Laitos: I have a whopping 2 months experience with my electronic medical record.
Whitney: Laitos is pretty typical of doctors in small family practices. They’ve been slow to start using electronic medical records, or EMRs, in part because of the cost. Now more of them are getting on board because the federal health care overhaul gives doctors up to $64,000 each if they switch to digital. Dr. Laitos says that's an important opportunity, but shouldn't be the only reason.
Laitos: It is such a large change, you need to have a compelling reason in terms of patient care, rather than just say, give me enough money and I'll do it.
Whitney: The change is foundational. When practices switch to EMRs they typically spend months re-organizing their entire workflow.
That's because electronic records are more than just digital copies of what most physicians are still scribbling on paper these days
Laitos: I now have access to such rich data, that the computer is going to remind me that my patient needs to have some type of a follow up done, that I wouldn't have been reminded of otherwise. That there are certain guidelines that expert groups have published that say, at this time the patient should get something else, that's something I didn't get a reminder of before.
The good news, is I will more frequently provide the care my pt should be getting, the bad news is, it's going to take me more time to do that.
Whitney: So doctors shouldn’t expect electronic records to save them tons of time. What they do promise is that time spent is spent effectively. That better prevention should save the health system overall money by preventing costly episodes that are hard to see coming with just paper records. Doctors want to see health care costs come down, but don’t expect electronic records to save their individual practices money.
Ehrenberger: In our experience, at best you might be able to break even.
Whitney: Dr. Dave Ehrenberger helps a network of clinics associated with Avista hospital in Louisville get on electronic records and use them effectively.
Ehrenberger: There're all sorts of horror stories about failures and thousands, and tens of thousands of dollars spent on less than satisfactory software packages, and great disruption to not only workflow, but cashflow for physicians in their offices.
Whitney: So Why bother? Ehrenberger says it's simple: electronic records are the tool of the future.
Ehrenberger: A so-called fully functional electronic health record is the new stethoscope, and without it, not only will you not be providing competent care, because you're disconnected and not tuned in, but also you're going to soon no longer be able to practice medicine, because you won't be able to be paid by organizations that are important to you, like Medicare.
Whitney: That's the stick looming after the carrot of incentive payments is gone – doctors who don't get in on electronic records in the next five years not only lose out on the payments, but Medicare will also pay them less than their digital peers.

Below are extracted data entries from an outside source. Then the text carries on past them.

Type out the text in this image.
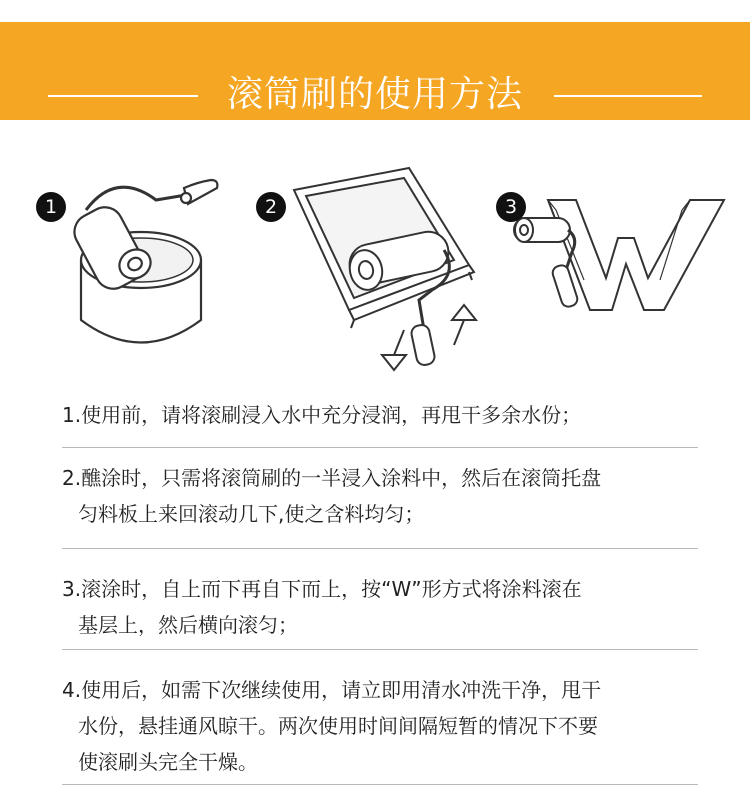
滚筒刷的使用方法
1	2	3

1.使用前，请将滚刷浸入水中充分浸润，再甩干多余水份；

2.醮涂时，只需将滚筒刷的一半浸入涂料中，然后在滚筒托盘

匀料板上来回滚动几下,使之含料均匀；

3.滚涂时，自上而下再自下而上，按“W”形方式将涂料滚在

基层上，然后横向滚匀；

4.使用后，如需下次继续使用，请立即用清水冲洗干净，甩干

水份，悬挂通风晾干。两次使用时间间隔短暂的情况下不要

使滚刷头完全干燥。
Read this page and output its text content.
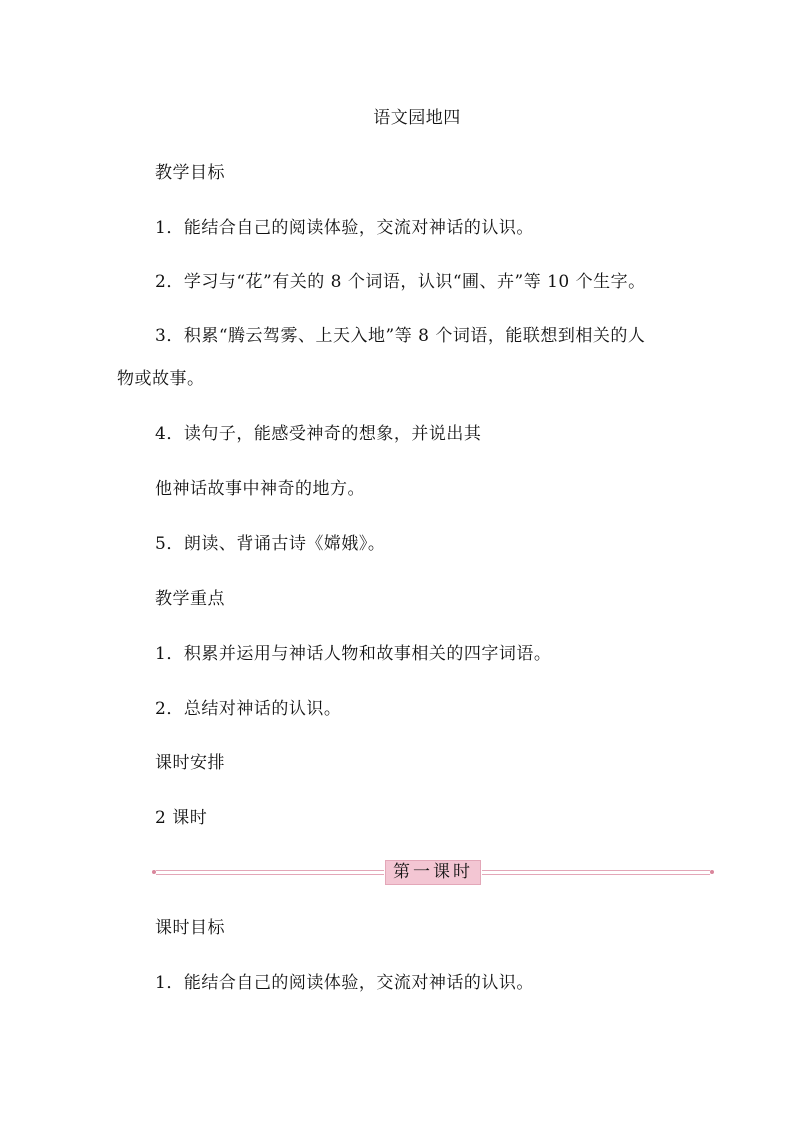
语文园地四
教学目标
1．能结合自己的阅读体验，交流对神话的认识。
2．学习与“花”有关的 8 个词语，认识“圃、卉”等 10 个生字。
3．积累“腾云驾雾、上天入地”等 8 个词语，能联想到相关的人
物或故事。
4．读句子，能感受神奇的想象，并说出其
他神话故事中神奇的地方。
5．朗读、背诵古诗《嫦娥》。
教学重点
1．积累并运用与神话人物和故事相关的四字词语。
2．总结对神话的认识。
课时安排
2 课时
第一课时
课时目标
1．能结合自己的阅读体验，交流对神话的认识。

And if making the switch is tough in Denver, it's even harder in rural Colorado, where experience is thin, and broadband is expensive, or unavailable.
Dana Moore of Centura Health helps small hospitals get wired. He says some are struggling.
Moore: I spoke to one hospital recently, they have bits and pieces, but to get everything they'd need for meaningful use will cost them at least a million dollars, just to the software vendor. And that's a lot of money for that hospital.
Whitney: Colorado is getting federal money above and beyond incentive payments to individual doctors. The stimulus package sent another $9 million here to help rural docs go digital. Nearly a thousand are now getting that help.
And that sounds like positive long-term investing to Lorez Meinhold. She’s Colorado's director of health reform implementation. She says it's time for the health care industry to catch up to modern information technology
Meinhold: we do this everyday with our ATM cards, and we can travel around the world and pull up information about what's our bank balance, and get money out in a quick and efficient way. The fact that we're not doing that with health care is a travesty.
Whitney: Dr. Dave Ehrenberger agrees that it's time for the technology to catch up. A self-described geek, he helps small family practices work with electronic records. He says they’re no picnic.
Ehrenberger: In contrast to the rest of the software industry, the software for electronic medical records is still, I would say in it's adolescent phase in terms of maturity, as an easy to use, easy to learn product.
Whitney: State officials are confident that they can get 85% of Colorado doctors using electronic medical records in five years.